Der Mailänder Unternehmer Hans Deichmann erhielt eben den Geschwister-Scholl-Preis für sein Buch „Gegenstände“. Der Preis wird von der Stadt München und dem Bayerischen Verleger- und Buchhändler-Verband verliehen. Der Preisträger, 1907 in Köln geboren, ist ebenso ungewöhnlich und bemerkenswert wie sein Buch.
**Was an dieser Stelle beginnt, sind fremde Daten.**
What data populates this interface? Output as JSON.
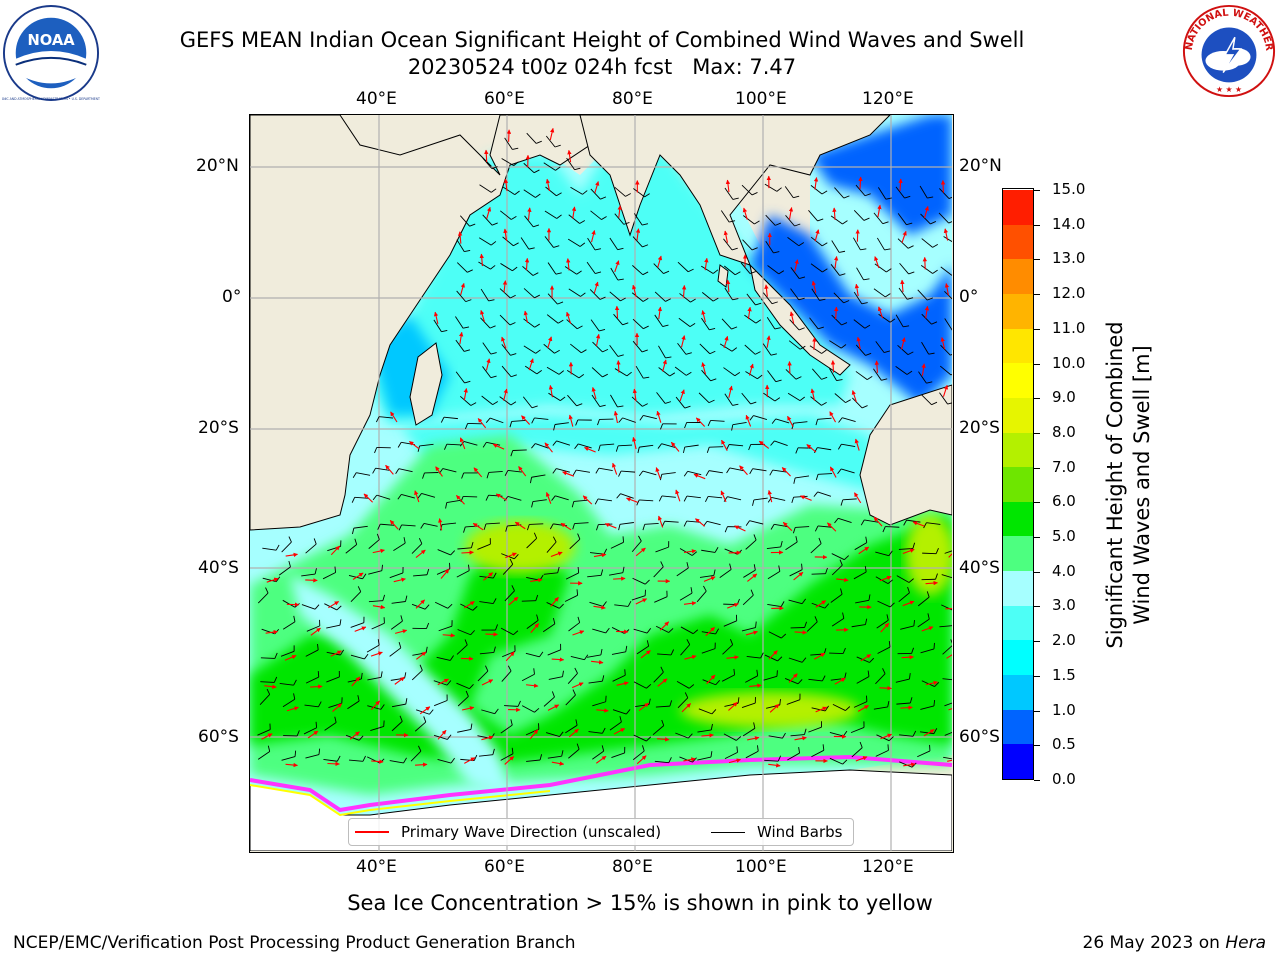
{
  "header": {
    "title_line1": "GEFS MEAN Indian Ocean Significant Height of Combined Wind Waves and Swell",
    "title_line2": "20230524 t00z 024h fcst   Max: 7.47"
  },
  "map": {
    "lon_ticks": [
      "40°E",
      "60°E",
      "80°E",
      "100°E",
      "120°E"
    ],
    "lat_ticks": [
      "20°N",
      "0°",
      "20°S",
      "40°S",
      "60°S"
    ],
    "legend": {
      "wave_direction": "Primary Wave Direction (unscaled)",
      "wind_barbs": "Wind Barbs"
    },
    "colors": {
      "land": "#f0ecdc",
      "wave_arrow": "#ff0000",
      "sea_ice": "#ff33ff",
      "wind_barb": "#000000"
    }
  },
  "colorbar": {
    "title_line1": "Significant Height of Combined",
    "title_line2": "Wind Waves and Swell [m]",
    "ticks": [
      "0.0",
      "0.5",
      "1.0",
      "1.5",
      "2.0",
      "3.0",
      "4.0",
      "5.0",
      "6.0",
      "7.0",
      "8.0",
      "9.0",
      "10.0",
      "11.0",
      "12.0",
      "13.0",
      "14.0",
      "15.0"
    ],
    "colors": [
      "#0000ff",
      "#0064ff",
      "#00c8ff",
      "#00ffff",
      "#4dfff6",
      "#a6ffff",
      "#4dff80",
      "#00e600",
      "#6ee600",
      "#b4f000",
      "#e6f500",
      "#ffff00",
      "#ffe600",
      "#ffb400",
      "#ff8c00",
      "#ff5000",
      "#ff1e00"
    ]
  },
  "footer": {
    "ice_note": "Sea Ice Concentration > 15% is shown in pink to yellow",
    "credit": "NCEP/EMC/Verification Post Processing Product Generation Branch",
    "date": "26 May 2023 on",
    "host": "Hera"
  },
  "logos": {
    "noaa_text": "NOAA",
    "nws_text": "NATIONAL WEATHER SERVICE",
    "noaa_ring_text": "NATIONAL OCEANIC AND ATMOSPHERIC ADMINISTRATION • U.S. DEPARTMENT OF COMMERCE"
  }
}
„Es war im vorletzten Jahre des Ersten Weltkriegs, die einzige Fliegerbombe war auf Köln noch nicht gefallen, aber Deutschland hatte schon damit begonnen, den Krieg verdientermaßen zu verlieren“: So beginnt das erste Erzählstück „Das Raumschiff“ in Hans Deichmanns Lebens- und Jahrhundert-Erinnerungen. Der Autor stammt aus der großbürgerlichen Kölner Kaufmanns- und Bankiersfamilie Deichmann, die unweit des Doms damals ein „Doppelpalais ungeheuren Ausmaßes“ bewohnte. Im „Raumschiff“, einer Kinderschaukel im Treppenhaus, lernte HD, wie sich der Erzähler und Chronist neutral und bescheiden nennt, seine persönliche Unabhängigkeit.

Er versuchte, sie sich unter schwierigen Umständen ein Leben lang zu bewahren. Beim Chemieunternehmen I.G. Farben angestellt, wurde HD während des Zweiten Weltkrieges als Beauftragter des NS-Generalbevollmächtigten für Sonderfragen der chemischen Erzeugung ins faschistische Italien dienstverpflichtet. Nach mehreren Dienstaufenthalten auf der Baustelle der I.G. Farben im KZ Auschwitz während der Jahre 1942 bis 1944 sah er nicht nur die Verbrechen von SS und Wirtschaft, sondern faßte auch den Entschluß, mit dem italienischen Widerstand zusammenzuarbeiten.

Er blieb Mitarbeiter der I.G. Farben und trat in die Widerstandsbewegung „giustizia e libertà“ ein. Er wurde bewußt „Verräter“ und arbeitete für die möglichst schnelle Niederlage seines „Vaterlandes“.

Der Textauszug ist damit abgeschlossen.